Theater
‘Hamlet’
Published Thursday, 01-Oct-2009 in issue 1136
Only a few days remain to see the Melancholy Dane skulk around Coronado Theatre’s version of Elsinore. Their 13th annual “free Shakespeare” Hamlet closes this Sunday. Keith A. Anderson directs.
Hamlet is the Bard’s longest play (Will’s version clocks in at about four hours, but Director Keith A. Anderson has trimmed this one to a bit over two hours) and the one that perhaps has provided the most quotable lines (“Brevity is the soul of wit,” “Frailty, thy name is woman,” “To thine own self be true” are just a few).
You remember Hamlet.
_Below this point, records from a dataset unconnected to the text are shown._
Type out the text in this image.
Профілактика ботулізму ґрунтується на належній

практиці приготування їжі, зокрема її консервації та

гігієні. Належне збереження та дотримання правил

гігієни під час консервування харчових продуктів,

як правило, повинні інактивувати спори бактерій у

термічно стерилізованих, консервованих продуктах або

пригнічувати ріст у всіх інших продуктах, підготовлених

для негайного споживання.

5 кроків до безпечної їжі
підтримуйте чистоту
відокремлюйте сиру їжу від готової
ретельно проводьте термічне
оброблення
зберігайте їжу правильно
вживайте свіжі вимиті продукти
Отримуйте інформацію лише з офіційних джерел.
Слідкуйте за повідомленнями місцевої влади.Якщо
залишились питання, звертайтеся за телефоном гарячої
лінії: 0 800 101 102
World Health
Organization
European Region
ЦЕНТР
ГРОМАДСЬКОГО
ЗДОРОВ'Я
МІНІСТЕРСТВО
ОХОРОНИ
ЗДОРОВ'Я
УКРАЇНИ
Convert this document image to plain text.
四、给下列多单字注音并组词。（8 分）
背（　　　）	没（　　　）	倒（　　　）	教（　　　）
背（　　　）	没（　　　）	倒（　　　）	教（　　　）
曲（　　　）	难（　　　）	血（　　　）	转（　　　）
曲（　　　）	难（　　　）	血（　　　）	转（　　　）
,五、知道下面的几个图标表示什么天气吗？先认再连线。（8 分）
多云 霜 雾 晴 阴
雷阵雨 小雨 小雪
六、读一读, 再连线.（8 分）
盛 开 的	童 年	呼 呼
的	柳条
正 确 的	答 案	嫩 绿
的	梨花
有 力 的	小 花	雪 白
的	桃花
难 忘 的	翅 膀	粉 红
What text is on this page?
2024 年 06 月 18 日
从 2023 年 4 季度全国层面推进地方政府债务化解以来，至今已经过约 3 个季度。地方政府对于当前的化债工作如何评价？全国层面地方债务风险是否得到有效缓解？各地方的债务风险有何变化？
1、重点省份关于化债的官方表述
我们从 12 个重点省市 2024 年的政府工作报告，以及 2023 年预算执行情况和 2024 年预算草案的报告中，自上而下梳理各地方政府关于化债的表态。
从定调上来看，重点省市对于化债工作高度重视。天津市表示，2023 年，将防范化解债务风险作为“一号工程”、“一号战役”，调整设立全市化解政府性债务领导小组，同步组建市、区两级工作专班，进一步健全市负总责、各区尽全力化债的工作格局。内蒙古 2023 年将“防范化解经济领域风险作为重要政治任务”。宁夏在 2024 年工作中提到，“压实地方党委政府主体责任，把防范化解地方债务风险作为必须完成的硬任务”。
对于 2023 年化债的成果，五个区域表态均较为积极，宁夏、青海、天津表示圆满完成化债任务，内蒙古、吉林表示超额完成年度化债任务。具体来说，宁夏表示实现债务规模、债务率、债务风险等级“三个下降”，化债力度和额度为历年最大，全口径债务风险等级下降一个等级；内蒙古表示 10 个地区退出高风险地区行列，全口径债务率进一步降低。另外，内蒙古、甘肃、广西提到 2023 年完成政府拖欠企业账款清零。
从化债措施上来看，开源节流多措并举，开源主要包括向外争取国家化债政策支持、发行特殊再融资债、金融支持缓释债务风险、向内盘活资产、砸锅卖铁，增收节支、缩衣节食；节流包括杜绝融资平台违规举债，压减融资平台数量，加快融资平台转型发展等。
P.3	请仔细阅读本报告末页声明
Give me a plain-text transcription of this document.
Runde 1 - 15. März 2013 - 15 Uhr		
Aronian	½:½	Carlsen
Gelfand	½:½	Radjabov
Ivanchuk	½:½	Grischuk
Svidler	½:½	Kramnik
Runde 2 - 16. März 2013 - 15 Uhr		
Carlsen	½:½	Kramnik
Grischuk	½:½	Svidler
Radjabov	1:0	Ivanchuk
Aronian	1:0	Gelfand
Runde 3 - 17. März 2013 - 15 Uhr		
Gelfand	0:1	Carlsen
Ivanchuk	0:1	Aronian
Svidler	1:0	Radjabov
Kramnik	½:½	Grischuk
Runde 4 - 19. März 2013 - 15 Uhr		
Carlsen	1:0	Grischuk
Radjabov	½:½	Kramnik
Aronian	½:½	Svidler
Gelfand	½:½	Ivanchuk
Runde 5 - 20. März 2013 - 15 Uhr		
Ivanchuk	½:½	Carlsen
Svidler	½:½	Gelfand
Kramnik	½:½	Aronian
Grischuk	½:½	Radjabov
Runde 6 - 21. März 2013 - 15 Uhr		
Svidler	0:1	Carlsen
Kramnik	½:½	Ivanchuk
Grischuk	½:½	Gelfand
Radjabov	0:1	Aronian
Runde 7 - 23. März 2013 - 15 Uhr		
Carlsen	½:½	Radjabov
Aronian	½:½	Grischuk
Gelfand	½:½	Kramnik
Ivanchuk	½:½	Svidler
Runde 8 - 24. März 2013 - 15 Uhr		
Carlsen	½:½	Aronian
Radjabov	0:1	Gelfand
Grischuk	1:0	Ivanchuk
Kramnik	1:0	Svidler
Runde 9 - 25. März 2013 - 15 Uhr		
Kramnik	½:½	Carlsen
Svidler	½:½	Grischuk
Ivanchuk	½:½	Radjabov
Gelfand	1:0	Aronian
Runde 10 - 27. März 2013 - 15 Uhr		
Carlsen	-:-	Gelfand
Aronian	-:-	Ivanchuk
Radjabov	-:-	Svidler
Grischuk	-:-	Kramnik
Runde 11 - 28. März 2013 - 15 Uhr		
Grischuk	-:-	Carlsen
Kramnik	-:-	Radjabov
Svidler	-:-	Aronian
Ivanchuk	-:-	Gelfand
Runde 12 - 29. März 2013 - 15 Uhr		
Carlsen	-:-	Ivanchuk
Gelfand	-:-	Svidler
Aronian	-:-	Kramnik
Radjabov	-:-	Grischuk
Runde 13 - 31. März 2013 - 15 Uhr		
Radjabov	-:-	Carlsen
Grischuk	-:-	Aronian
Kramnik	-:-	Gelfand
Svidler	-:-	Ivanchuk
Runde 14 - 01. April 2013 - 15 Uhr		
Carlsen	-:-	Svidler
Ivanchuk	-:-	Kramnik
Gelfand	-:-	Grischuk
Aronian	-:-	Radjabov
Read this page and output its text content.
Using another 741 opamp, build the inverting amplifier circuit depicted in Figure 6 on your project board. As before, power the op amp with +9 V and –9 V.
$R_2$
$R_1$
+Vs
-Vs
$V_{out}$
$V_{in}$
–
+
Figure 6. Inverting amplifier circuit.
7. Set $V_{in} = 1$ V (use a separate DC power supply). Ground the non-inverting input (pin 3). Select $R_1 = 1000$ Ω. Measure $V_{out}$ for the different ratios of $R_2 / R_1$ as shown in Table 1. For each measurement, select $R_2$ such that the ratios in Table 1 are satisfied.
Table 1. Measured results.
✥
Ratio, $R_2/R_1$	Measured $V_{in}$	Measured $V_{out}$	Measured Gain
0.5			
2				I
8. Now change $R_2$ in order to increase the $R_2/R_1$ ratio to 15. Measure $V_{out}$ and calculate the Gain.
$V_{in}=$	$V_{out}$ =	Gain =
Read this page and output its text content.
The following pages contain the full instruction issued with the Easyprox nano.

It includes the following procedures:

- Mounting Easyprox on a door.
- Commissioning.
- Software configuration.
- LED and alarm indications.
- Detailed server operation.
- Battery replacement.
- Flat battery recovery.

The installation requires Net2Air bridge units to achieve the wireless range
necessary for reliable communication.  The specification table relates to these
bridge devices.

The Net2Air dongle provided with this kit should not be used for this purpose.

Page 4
He’s the young prince whose dad Hamlet, Sr. was murdered by his uncle Claudius (Martin White), who promptly married Hamlet’s mom Gertrude (Eva Kvaas).
The poor prince (Terence J. Burke), a bit out there mentally to begin with, soon goes over the edge and starts acting really weird – talking to his dad’s ghost; yelling at bewildered girlfriend Ophelia (Anna McMillan) to join a convent; asking an itinerant acting troupe to enact a plot resembling the way his dad was murdered. Of course, he’s plotting a murder of his own. Today he’d have been carted off to the loony bin, but then we’d have missed what many call the best play ever written in English.
Anderson has both shortened the play and used modern English for accessibility. Mary Anderson’s costumes are good, but slow changes of Rosemary King’s set hamper the pacing.
The acting in this most demanding play is spotty. Martin White and Eva Kvaas (as Claudius and Gertrude) fare the best. Terence J. Burke (as Hamlet) tries too hard to make up what he lacks in vocal agility with fussy or expansive gestures. Frank Godinez takes a while to get up to speed as Horatio; new high school graduate Anna McMillan needs to project better.
Shakespeare is a challenge for any theater, usually requiring a large cast and many scene changes in addition to huge acting demands. Community theaters might be wise to stick with the comedies – like Coronado’s recent successful Taming of the Shrew, for example – and leave theatrical Everests like Hamlet to the those with greater resources.